We welcome the news that the Portuguese authorities have declared a German man an 'arguido' in relation to the disappearance of our beloved daughter Madeleine
Kate and Gerry McCann
Prosecutors in the Algarve city of Faro released a statement that said, according to a translation, that a person was named an “arguido”, a Portuguese legal designation which elevates a witness to the status of a named or formal suspect.
The statement did not name Brueckner but said the person was made an “arguido” by German authorities at the request of Portugal’s public prosecution service.
Thorsten Stein, a spokesperson for the public prosecutor’s office in the northern German city of Oldenburg, where Brueckner is behind bars for rape, confirmed the prisoner had been told of his new status, according to the German news magazine Der Spiegel.
The Mirror reported that German investigators have since questioned Brueckner over the toddler’s 2007 disappearance at the request of Portuguese prosecutors.
Brueckner has reportedly denied any involvement in the case.
Kate and Gerry McCann wrote: “We welcome the news that the Portuguese authorities have declared a German man an ‘arguido’ in relation to the disappearance of our beloved daughter Madeleine.
“This reflects progress in the investigation, being conducted by the Portuguese, German and British authorities.
“We are kept informed of developments by the Metropolitan police.
“It is important to note the ‘arguido’ has not yet been charged with any specific crime related to Madeleine’s disappearance.”
Brueckner was identified as a murder suspect by German prosecutors in June 2020, but he has not been charged since then.
Investigators believe the convicted sex offender killed Madeleine, then three, after abducting her from a holiday apartment in Praia da Luz in May 2007.

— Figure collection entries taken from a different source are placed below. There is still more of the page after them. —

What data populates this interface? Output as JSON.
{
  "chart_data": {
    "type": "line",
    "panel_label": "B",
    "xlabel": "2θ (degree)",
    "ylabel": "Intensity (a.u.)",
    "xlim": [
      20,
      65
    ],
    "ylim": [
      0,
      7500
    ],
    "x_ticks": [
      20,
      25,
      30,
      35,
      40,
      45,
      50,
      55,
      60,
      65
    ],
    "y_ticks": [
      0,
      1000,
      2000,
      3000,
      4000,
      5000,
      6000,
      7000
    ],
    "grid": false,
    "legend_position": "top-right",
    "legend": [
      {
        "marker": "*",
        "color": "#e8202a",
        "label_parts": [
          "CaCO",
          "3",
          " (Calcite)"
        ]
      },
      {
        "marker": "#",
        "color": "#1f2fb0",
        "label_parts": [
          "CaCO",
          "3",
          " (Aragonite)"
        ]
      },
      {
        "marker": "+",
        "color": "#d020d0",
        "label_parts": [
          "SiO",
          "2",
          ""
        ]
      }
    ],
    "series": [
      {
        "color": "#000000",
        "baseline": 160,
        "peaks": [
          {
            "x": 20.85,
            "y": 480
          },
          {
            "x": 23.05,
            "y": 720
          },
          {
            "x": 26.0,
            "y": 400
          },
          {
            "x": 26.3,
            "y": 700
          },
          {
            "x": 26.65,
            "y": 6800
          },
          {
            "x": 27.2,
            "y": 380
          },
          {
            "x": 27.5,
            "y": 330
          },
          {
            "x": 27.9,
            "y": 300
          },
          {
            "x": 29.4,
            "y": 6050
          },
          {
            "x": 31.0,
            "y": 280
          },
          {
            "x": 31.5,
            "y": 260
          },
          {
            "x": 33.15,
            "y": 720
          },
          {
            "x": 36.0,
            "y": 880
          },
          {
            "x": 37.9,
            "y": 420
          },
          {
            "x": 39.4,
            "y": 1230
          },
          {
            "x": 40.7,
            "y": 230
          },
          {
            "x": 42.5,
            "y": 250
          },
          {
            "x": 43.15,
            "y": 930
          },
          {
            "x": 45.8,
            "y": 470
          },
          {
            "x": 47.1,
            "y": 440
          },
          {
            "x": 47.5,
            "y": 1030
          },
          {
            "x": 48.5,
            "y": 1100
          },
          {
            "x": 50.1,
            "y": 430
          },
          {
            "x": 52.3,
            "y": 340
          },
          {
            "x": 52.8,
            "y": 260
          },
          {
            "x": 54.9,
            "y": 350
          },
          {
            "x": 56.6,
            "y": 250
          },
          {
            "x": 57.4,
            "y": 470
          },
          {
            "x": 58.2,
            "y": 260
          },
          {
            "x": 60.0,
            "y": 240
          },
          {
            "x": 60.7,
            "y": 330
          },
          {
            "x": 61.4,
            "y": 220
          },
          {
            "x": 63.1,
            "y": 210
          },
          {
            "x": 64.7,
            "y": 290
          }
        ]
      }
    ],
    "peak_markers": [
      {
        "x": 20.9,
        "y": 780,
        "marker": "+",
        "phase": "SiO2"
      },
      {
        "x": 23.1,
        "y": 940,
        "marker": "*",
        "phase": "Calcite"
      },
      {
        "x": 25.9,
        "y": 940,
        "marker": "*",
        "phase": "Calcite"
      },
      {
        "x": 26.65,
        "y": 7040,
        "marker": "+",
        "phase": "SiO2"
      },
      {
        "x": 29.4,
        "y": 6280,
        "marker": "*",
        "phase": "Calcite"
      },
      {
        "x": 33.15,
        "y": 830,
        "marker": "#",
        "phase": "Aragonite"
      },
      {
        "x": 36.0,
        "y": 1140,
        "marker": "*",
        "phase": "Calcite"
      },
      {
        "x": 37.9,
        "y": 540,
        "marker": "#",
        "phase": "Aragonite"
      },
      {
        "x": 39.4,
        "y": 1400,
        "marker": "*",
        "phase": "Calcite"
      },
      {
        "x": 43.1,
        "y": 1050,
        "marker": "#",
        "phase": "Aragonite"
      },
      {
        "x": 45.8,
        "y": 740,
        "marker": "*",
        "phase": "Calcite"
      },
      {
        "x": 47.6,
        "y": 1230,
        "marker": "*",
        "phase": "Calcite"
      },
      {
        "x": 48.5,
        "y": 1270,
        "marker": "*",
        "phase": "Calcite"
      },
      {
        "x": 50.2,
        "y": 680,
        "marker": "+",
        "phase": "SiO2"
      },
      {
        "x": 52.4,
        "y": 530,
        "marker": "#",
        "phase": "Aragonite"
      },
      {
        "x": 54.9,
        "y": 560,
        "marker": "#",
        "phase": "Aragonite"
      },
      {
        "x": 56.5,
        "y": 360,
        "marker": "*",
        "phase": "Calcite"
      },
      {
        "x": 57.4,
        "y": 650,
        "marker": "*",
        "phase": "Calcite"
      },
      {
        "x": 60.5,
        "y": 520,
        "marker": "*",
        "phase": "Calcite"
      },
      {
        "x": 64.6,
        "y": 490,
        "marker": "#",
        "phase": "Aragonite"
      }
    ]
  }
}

Jim Gamble, the former head of the Child Exploitation and Online Protection Centre (Ceop) who worked on the investigation into the child’s disappearance, told BBC Breakfast: “Well, this breakthrough could mean everything or it could mean nothing.
“My own gut feeling on it, from the moment the Germans began to release information two years ago, was that this was the best fit.
“You have proximity, you have opportunity, and you have a profile with regards to an offender that absolutely fits in a way that no others have.”
He added: “This is all positive.
“And from my own position, and I wouldn’t be surprised if charges did follow.”
The move by Portuguese authorities could allow Brueckner, who is in prison in Germany, to be transferred to the Algarve for formal questioning.
The German newspaper Bild reported that Brueckner’s lawyer, Friedrich Fuelscher, said the Portuguese decision appeared to be a “procedural trick”.
Reports suggested the move could be linked to the country’s statute of limitations, which does not generally allow crimes which carry a maximum prison sentence to be prosecuted more than 15 years after they were committed.
This would mean Brueckner could no longer be charged in Portugal after May 3.
Brueckner, referred to as Christian B in Germany due to the country’s strict privacy laws, was found guilty in 2019 of the 2005 rape of a 72-year-old US woman in the same area of the Algarve region where Madeleine went missing, and sentenced to seven years in jail, at a court in Brunswick, Lower Saxony.
A federal court in Karlsruhe, a city in south-west Germany, rejected an appeal against the conviction in November 2020.
In Portuguese law, an arguido status can be a preliminary move ahead of an arrest being made or charges brought.
The Metropolitan Police continue to treat Madeleine’s disappearance as a missing persons inquiry.